Multiply both sides by $400$ .

  $\frac{y^2}{400}\times 400=0.888\times 400$

  $y^2=355.55$

  $y=\sqrt{355.55}$

  $y=18.86$

Hence, the height of the arch at $10$ feet from the center is $\boxed{18.86}$ feet.

To find the height of the arch at a distance of $20$ feet from the center, substitute $20$ for $x$ in the equation $\frac{x^2}{900}+\frac{y^2}{400}=1$ and find the corresponding values of $y$ .

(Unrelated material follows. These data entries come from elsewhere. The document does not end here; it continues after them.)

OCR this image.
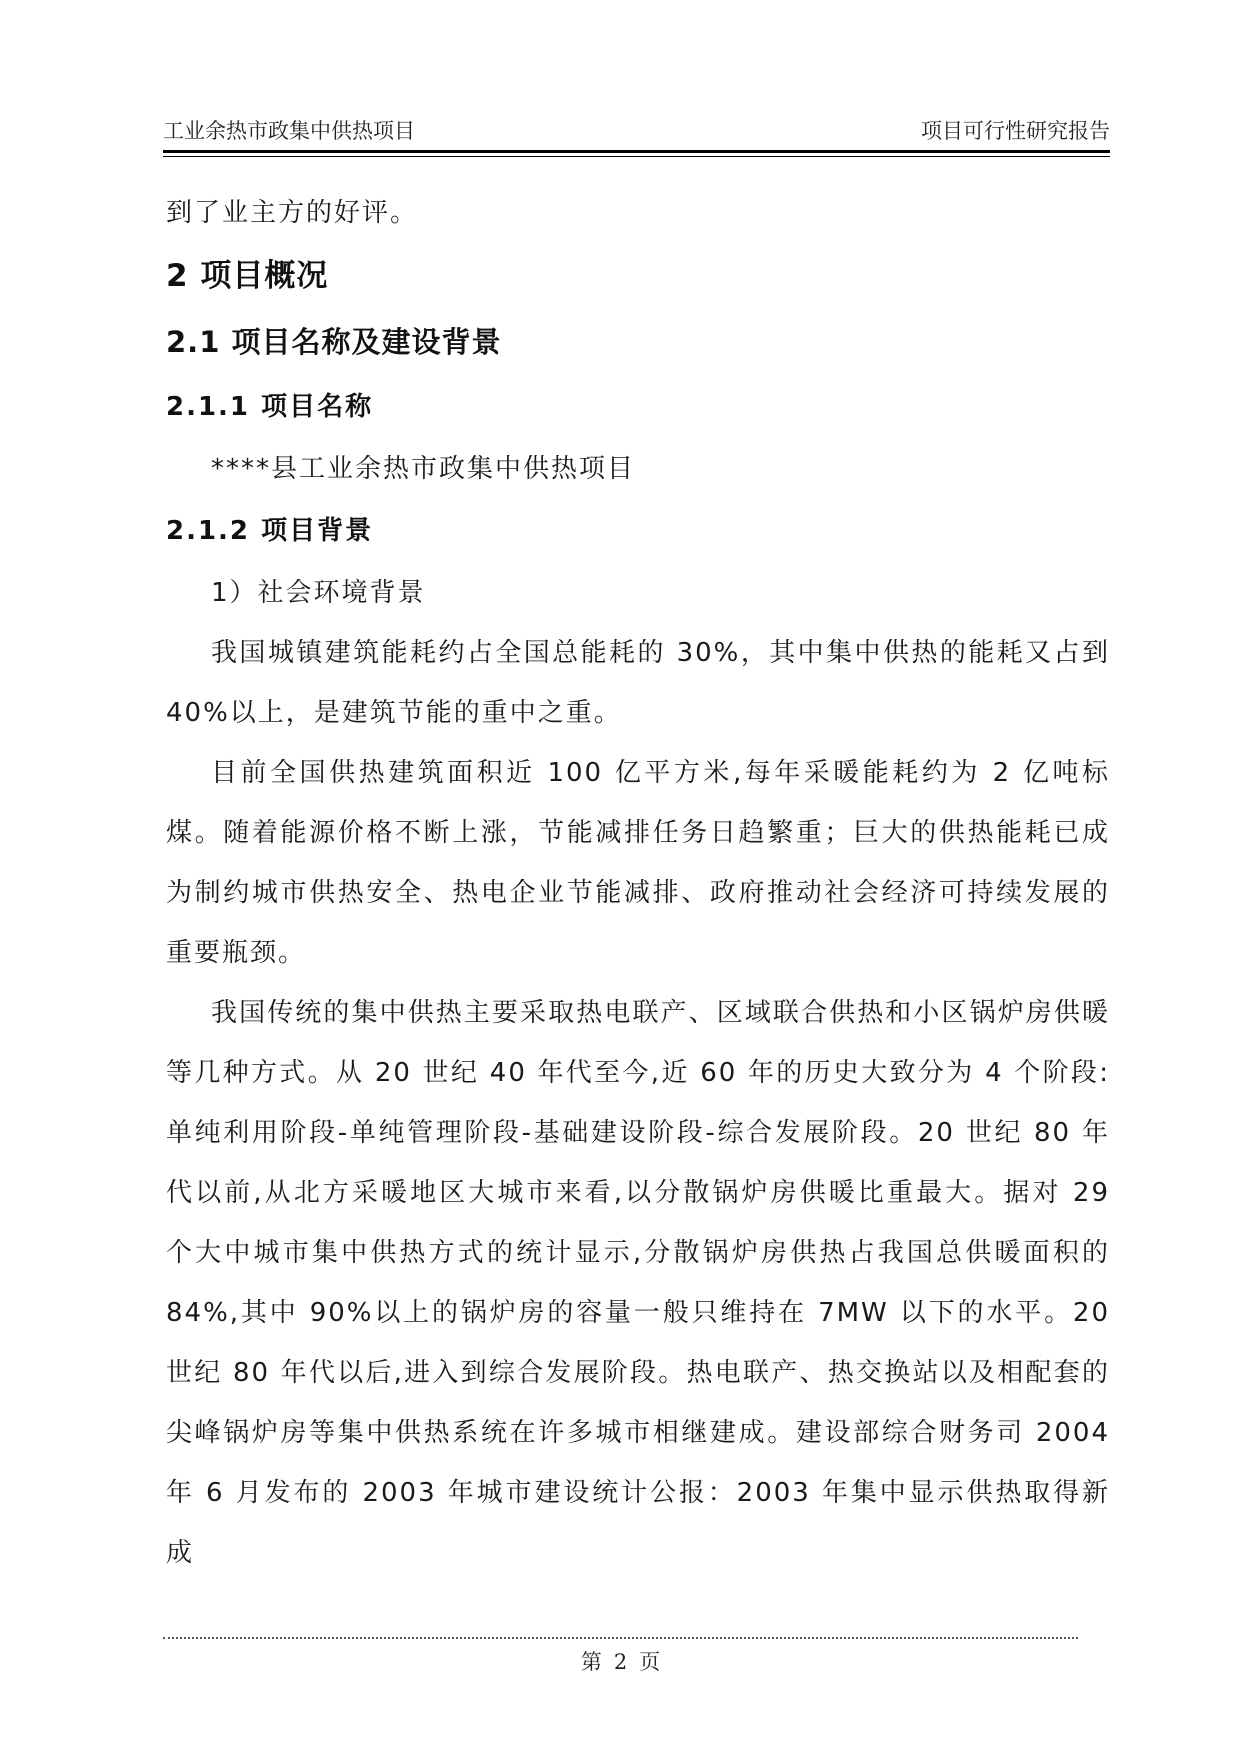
工业余热市政集中供热项目	项目可行性研究报告

到了业主方的好评。

2 项目概况
2.1 项目名称及建设背景
2.1.1 项目名称

****县工业余热市政集中供热项目

2.1.2 项目背景

1）社会环境背景

我国城镇建筑能耗约占全国总能耗的 30%，其中集中供热的能耗又占到 40%以上，是建筑节能的重中之重。

目前全国供热建筑面积近 100 亿平方米,每年采暖能耗约为 2 亿吨标煤。随着能源价格不断上涨，节能减排任务日趋繁重；巨大的供热能耗已成为制约城市供热安全、热电企业节能减排、政府推动社会经济可持续发展的重要瓶颈。

我国传统的集中供热主要采取热电联产、区域联合供热和小区锅炉房供暖等几种方式。从 20 世纪 40 年代至今,近 60 年的历史大致分为 4 个阶段:单纯利用阶段-单纯管理阶段-基础建设阶段-综合发展阶段。20 世纪 80 年代以前,从北方采暖地区大城市来看,以分散锅炉房供暖比重最大。据对 29 个大中城市集中供热方式的统计显示,分散锅炉房供热占我国总供暖面积的 84%,其中 90%以上的锅炉房的容量一般只维持在 7MW 以下的水平。20 世纪 80 年代以后,进入到综合发展阶段。热电联产、热交换站以及相配套的尖峰锅炉房等集中供热系统在许多城市相继建成。建设部综合财务司 2004 年 6 月发布的 2003 年城市建设统计公报：2003 年集中显示供热取得新成

第 2 页
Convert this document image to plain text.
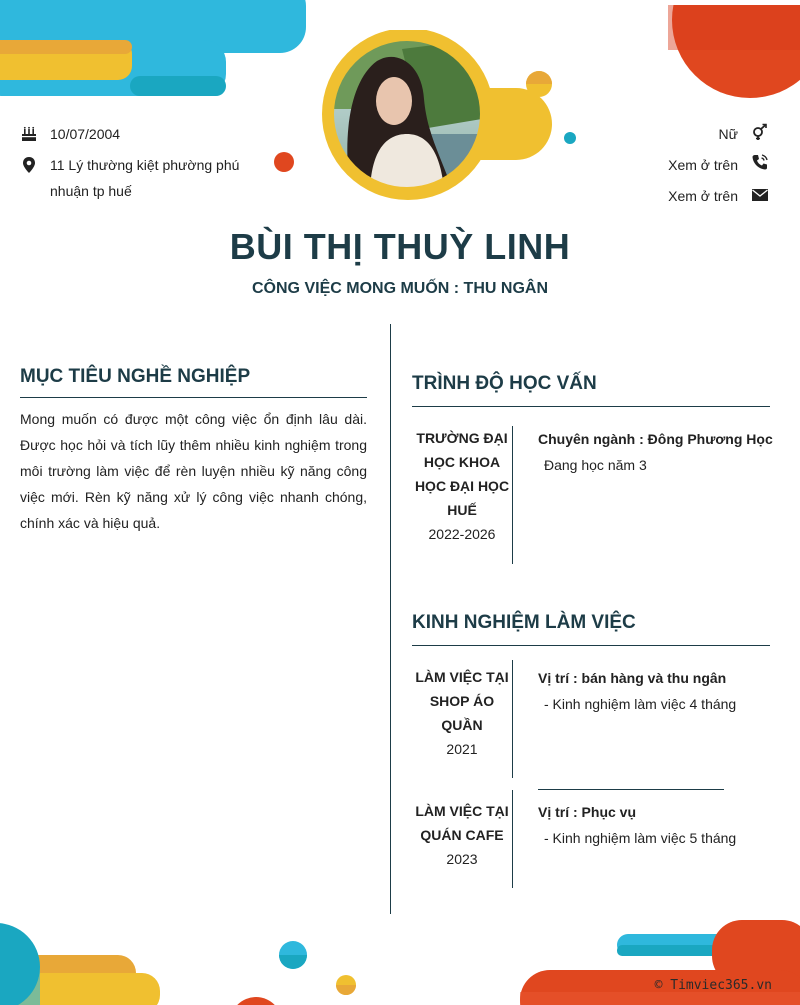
10/07/2004
11 Lý thường kiệt phường phú nhuận tp huế
Nữ
Xem ở trên
Xem ở trên
BÙI THỊ THUỲ LINH
CÔNG VIỆC MONG MUỐN : THU NGÂN
MỤC TIÊU NGHỀ NGHIỆP
Mong muốn có được một công việc ổn định lâu dài. Được học hỏi và tích lũy thêm nhiều kinh nghiệm trong môi trường làm việc để rèn luyện nhiều kỹ năng công việc mới. Rèn kỹ năng xử lý công việc nhanh chóng, chính xác và hiệu quả.
TRÌNH ĐỘ HỌC VẤN
TRƯỜNG ĐẠI HỌC KHOA HỌC ĐẠI HỌC HUẾ
2022-2026
Chuyên ngành : Đông Phương Học
Đang học năm 3
KINH NGHIỆM LÀM VIỆC
LÀM VIỆC TẠI SHOP ÁO QUẦN
2021
Vị trí : bán hàng và thu ngân
- Kinh nghiệm làm việc 4 tháng
LÀM VIỆC TẠI QUÁN CAFE
2023
Vị trí : Phục vụ
- Kinh nghiệm làm việc 5 tháng
© Timviec365.vn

  $\frac{{20}^2}{900}+\frac{y^2}{400}=1$

  $\frac{400}{900}+\frac{y^2}{400}=1$

Now, subtract $\frac{400}{900}$ from both sides of the equation,

  $\frac{400}{900}+\frac{y^2}{400}-\frac{400}{900}=1-\frac{400}{900}$

  $\frac{y^2}{400}=0.5555$

Multiply both sides of the equation by $400$

  $\frac{y^2}{400}\times 400=0.5555\times 400$

  $y^2=222.22$

  $y=\sqrt{222.22}$

  $y=14.91$

Hence, the height of the arch at $20$ feet from the center is $\boxed{14.91}$ feet.